Economics is also divided into macroeconomics and microeconomics. (Micro and macro derive from Greek words for “large” and “small,” respectively.) Macroeconomics (the big picture) involves study of the entire society— sums of sets of micro variables (e.g., numbers of workers employed by various firms) yield aggregate (macro) variables (e.g., national employment). Microeconomics focuses on the detailed behavior of specific households, firms, or industries. By analogy, microeconomic tools are microscopes, while macroeconomic tools are telescopes.
Macro and micro differ more by degree than kind. In a sense, macro involves the study of the forest while micro focuses on individual trees. Thus, macroeconomics considers how national income, unemployment, inflation, and economic growth are determined.
Macroeconomics focuses on aggregate variables relevant for an entire national economy, or even the world economy.
The growing influence of international trade and finance on economies everywhere is increasingly incorporated into modern macroeconomic models. Macro policy addresses the total effects of changing taxes and government spending, or growth in the money supply.
Commonly agreed-upon normative goals of macro policy include:
High employment. People suffer when many workers cannot find jobs and many manufacturing plants and much machinery sit idle.
Price-level stability. If average prices are volatile, people may be uncertain about how much their wages will buy, or whether to consume now or invest in hopes of future returns.
Economic growth. People want higher incomes each year and most hope their children will be even more prosperous than they are.
Economic security is closely related to achieving these three goals. People want to retain their jobs and the good things they have.

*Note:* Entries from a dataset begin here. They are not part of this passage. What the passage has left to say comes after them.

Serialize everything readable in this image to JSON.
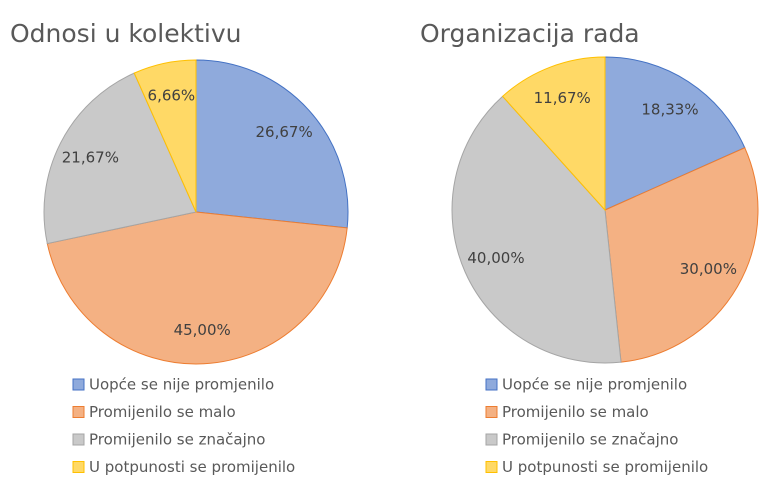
{
  "chart_data": [
    {
      "type": "pie",
      "title": "Odnosi u kolektivu",
      "categories": [
        "Uopće se nije promjenilo",
        "Promijenilo se malo",
        "Promijenilo se značajno",
        "U potpunosti se promijenilo"
      ],
      "values": [
        26.67,
        45.0,
        21.67,
        6.66
      ],
      "value_labels": [
        "26,67%",
        "45,00%",
        "21,67%",
        "6,66%"
      ],
      "colors": [
        "#8faadc",
        "#f4b183",
        "#c9c9c9",
        "#ffd966"
      ]
    },
    {
      "type": "pie",
      "title": "Organizacija rada",
      "categories": [
        "Uopće se nije promjenilo",
        "Promijenilo se malo",
        "Promijenilo se značajno",
        "U potpunosti se promijenilo"
      ],
      "values": [
        18.33,
        30.0,
        40.0,
        11.67
      ],
      "value_labels": [
        "18,33%",
        "30,00%",
        "40,00%",
        "11,67%"
      ],
      "colors": [
        "#8faadc",
        "#f4b183",
        "#c9c9c9",
        "#ffd966"
      ]
    }
  ]
}
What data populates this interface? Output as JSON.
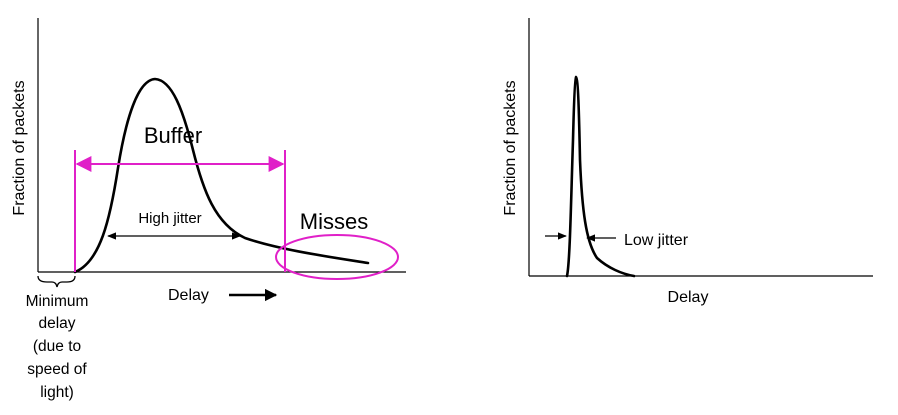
{
  "left_panel": {
    "y_axis_label": "Fraction of packets",
    "x_axis_label": "Delay",
    "buffer_label": "Buffer",
    "high_jitter_label": "High jitter",
    "misses_label": "Misses",
    "min_delay_lines": [
      "Minimum",
      "delay",
      "(due to",
      "speed of",
      "light)"
    ]
  },
  "right_panel": {
    "y_axis_label": "Fraction of packets",
    "x_axis_label": "Delay",
    "low_jitter_label": "Low jitter"
  },
  "colors": {
    "ink": "#000000",
    "highlight": "#e020c8",
    "background": "#ffffff"
  }
}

Security may be threatened by such events as nuclear war or by changes in what society wants. The birth of the auto put buggy-whip braiders out of work and recently, powerful PCs devastated the markets for both typewriters and mainframe computing (e.g., IBM was dependent on mainframes and got into deep trouble. And how many people today even own a typewriter?)
We mentioned earlier that nominal (monetary) prices significantly affect behavior only when translated into relative prices. Thus, for example, inflation (a hike in average monetary prices) is a problem only if it distorts relative prices or redistributes income. But inflation always disrupts both, and it can stunt economic growth as well, so it is a major concern for macro policymakers.